Selasa, 28 Maret 2023 - 13:10 WIB
loading...
Partai Garuda Minta...
Wakil Ketua Umum Partai Garuda Teddy Gusnaidi meminta jangan membuat label aktivis seolah-olah orang suci yang tidak boleh dihukum. Foto/Istimewa
A A A
JAKARTA - Wakil Ketua Umum Partai Garuda Teddy Gusnaidi meminta jangan membuat label aktivis seolah-olah orang suci yang tidak boleh dihukum. Teddy tak mempermasalahkan Komisi Nasional Hak Asasi Manusia ( Komnas HAM ) meminta Presiden Joko Widodo (Jokowi) memberikan amnesti kepada aktivis Heri Budiawan alias Budi Pego.
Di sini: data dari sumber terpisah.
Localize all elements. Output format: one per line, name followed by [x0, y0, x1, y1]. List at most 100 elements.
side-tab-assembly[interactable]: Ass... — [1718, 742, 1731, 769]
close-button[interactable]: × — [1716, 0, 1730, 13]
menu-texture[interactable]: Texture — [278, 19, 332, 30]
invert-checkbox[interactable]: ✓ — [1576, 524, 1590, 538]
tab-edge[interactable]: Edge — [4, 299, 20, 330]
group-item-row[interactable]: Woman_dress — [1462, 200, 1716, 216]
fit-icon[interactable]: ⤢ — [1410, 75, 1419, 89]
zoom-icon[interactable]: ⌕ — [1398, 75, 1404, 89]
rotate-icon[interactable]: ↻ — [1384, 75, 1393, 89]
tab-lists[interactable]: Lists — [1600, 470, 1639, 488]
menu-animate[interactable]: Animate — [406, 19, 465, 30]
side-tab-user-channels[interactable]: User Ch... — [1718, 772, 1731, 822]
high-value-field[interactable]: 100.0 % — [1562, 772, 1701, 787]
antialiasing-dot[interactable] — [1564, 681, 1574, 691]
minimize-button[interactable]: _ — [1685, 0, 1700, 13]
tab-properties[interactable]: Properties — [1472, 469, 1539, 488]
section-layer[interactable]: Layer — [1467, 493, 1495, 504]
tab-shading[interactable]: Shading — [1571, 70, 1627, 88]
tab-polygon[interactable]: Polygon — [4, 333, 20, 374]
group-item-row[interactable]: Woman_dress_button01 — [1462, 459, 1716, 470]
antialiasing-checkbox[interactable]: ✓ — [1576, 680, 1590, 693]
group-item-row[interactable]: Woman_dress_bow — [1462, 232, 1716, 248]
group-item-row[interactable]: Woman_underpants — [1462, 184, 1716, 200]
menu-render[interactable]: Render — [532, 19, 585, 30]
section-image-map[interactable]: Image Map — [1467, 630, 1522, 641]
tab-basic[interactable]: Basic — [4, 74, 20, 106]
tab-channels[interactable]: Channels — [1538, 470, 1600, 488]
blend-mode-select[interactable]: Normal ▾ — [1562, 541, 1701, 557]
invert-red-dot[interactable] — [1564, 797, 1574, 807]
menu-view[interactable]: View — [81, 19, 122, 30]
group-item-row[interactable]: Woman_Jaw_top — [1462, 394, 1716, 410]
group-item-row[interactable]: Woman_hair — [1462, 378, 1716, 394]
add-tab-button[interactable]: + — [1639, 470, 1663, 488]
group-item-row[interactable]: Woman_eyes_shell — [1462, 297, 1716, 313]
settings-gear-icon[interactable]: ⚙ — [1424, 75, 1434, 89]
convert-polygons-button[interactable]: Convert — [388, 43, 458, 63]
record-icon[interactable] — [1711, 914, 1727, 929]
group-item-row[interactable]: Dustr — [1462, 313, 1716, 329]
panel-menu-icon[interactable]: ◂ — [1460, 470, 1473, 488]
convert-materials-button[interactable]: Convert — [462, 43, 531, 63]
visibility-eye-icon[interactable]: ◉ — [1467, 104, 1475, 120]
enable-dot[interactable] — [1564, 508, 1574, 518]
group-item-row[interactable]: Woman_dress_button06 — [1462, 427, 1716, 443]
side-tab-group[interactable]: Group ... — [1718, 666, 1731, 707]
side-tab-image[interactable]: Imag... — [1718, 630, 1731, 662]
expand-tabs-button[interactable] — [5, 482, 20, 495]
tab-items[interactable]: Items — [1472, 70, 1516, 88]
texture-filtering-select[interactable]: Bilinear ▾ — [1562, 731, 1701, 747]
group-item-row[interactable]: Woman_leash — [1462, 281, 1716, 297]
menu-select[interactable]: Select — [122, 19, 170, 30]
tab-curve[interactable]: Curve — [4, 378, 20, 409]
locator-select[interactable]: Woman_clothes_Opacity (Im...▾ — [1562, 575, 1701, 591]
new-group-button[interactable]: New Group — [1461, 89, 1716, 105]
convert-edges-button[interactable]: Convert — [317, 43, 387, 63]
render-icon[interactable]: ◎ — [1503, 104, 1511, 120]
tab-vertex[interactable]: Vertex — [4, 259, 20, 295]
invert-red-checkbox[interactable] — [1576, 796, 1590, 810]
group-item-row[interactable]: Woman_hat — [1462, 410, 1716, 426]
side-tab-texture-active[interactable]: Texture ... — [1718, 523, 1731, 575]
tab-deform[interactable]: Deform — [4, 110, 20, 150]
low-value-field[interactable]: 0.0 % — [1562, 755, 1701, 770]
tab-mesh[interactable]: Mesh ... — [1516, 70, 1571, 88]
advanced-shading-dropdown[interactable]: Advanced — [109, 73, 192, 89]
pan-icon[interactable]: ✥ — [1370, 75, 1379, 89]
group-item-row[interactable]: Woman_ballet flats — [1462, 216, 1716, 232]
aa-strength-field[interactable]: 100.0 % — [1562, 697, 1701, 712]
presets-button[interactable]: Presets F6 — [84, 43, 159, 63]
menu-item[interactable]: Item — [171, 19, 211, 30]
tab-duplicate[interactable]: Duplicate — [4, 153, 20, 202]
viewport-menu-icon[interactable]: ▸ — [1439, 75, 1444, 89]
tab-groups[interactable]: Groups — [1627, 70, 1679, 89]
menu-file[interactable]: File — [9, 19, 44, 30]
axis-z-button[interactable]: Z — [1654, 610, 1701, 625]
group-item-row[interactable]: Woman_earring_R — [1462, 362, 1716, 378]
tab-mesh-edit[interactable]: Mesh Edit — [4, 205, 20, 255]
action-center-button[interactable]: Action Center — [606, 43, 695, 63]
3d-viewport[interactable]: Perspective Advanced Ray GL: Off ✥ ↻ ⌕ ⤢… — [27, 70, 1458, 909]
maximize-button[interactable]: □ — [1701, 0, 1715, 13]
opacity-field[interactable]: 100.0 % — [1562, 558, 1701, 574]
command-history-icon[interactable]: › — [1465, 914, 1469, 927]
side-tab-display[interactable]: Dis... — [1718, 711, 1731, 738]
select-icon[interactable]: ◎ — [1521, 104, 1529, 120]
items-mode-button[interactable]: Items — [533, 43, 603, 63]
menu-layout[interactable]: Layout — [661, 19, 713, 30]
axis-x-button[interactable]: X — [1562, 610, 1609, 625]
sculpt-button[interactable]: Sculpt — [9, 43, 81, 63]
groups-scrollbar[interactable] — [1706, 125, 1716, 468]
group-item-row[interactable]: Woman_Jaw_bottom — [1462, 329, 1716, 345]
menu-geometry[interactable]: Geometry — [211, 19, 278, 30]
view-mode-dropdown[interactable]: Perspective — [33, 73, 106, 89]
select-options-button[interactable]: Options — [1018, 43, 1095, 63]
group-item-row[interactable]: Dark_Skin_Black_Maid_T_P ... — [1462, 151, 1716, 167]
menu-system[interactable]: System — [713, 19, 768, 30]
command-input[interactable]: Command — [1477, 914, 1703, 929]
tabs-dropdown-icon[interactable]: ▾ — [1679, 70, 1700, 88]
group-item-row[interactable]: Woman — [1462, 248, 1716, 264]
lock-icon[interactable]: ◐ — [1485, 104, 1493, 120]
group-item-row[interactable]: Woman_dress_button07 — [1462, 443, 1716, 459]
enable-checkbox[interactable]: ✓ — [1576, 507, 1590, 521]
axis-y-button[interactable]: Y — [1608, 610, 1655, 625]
“Sah-sah saja Komnas HAM mengirim surat kepada Presiden meminta amnesti terhadap salah seorang aktivis lingkungan hidup yang dipidana. Tapi ketika menuding bahwa ini kriminalisasi dan seorang aktivis tidak tepat untuk diberikan hukuman, tentu ini mengganggu,” kata Teddy dalam keterangan tertulisnya, Selasa (28/3/2023).

Dia juga menyoroti tudingan LSM Amnesti internasional yang menyebut aparat hukum membungkam aktivis karena menghukum aktivis tersebut. “Artinya tidak boleh jika ada orang yang pekerjaannya aktivis, dihukum. Padahal proses pembuktian telah dilakukan dan terbukti aktivis itu bersalah,” katanya yang juga sebagai juru bicara Partai Garuda ini.

Teddy mengingatkan bahwa hukum tidak melihat pekerjaan atau jubah seseorang. Dia menuturkan, hukum hanya melihat apa yang dilakukan seseorang ketika melanggar hukum.

“Bahkan pemuka agama sekali pun, yang mengajarkan begitu banyak kebaikan kepada banyak orang, jika melanggar hukum, tetap dihukum,” jelasnya.

Lebih lanjut dia menuturkan, jika label aktivis kebal hukum dan bebas dari hukum, maka semua pelaku kejahatan akan membuat LSM sebagai alat untuk melindungi kejahatannya. “Kejahatannya tidak bisa dipidana, dianggap tidak ada, karena yang melakukan kejahatan adalah seorang yang berlabel aktivis,” ujarnya.

Dia berpendapat, meminta amnesti kepada Presiden sah-sah saja. “Tapi jangan juga membuat label aktivis itu seolah-olah orang suci yang tak berdosa sehingga tidak boleh dihukum, lalu menyalahkan hukum. Ini tidak sehat, kami mengecam pernyataan konyol Komnas HAM,” pungkasnya.

Diketahui, Direktur Eksekutif Amnesty International Indonesia Usman Hamid mengkritik penangkapan Budi Pego. “Penangkapan ini menunjukkan kian sempitnya ruang kebebasan bagi warga yang berusaha melindungi lingkungan. Peradilan menutup mata, meski jelas sekali Budi ditangkap karena sikap kritis atas proyek tambang emas di lingkungannya,” katanya dalam keterangan tertulisnya.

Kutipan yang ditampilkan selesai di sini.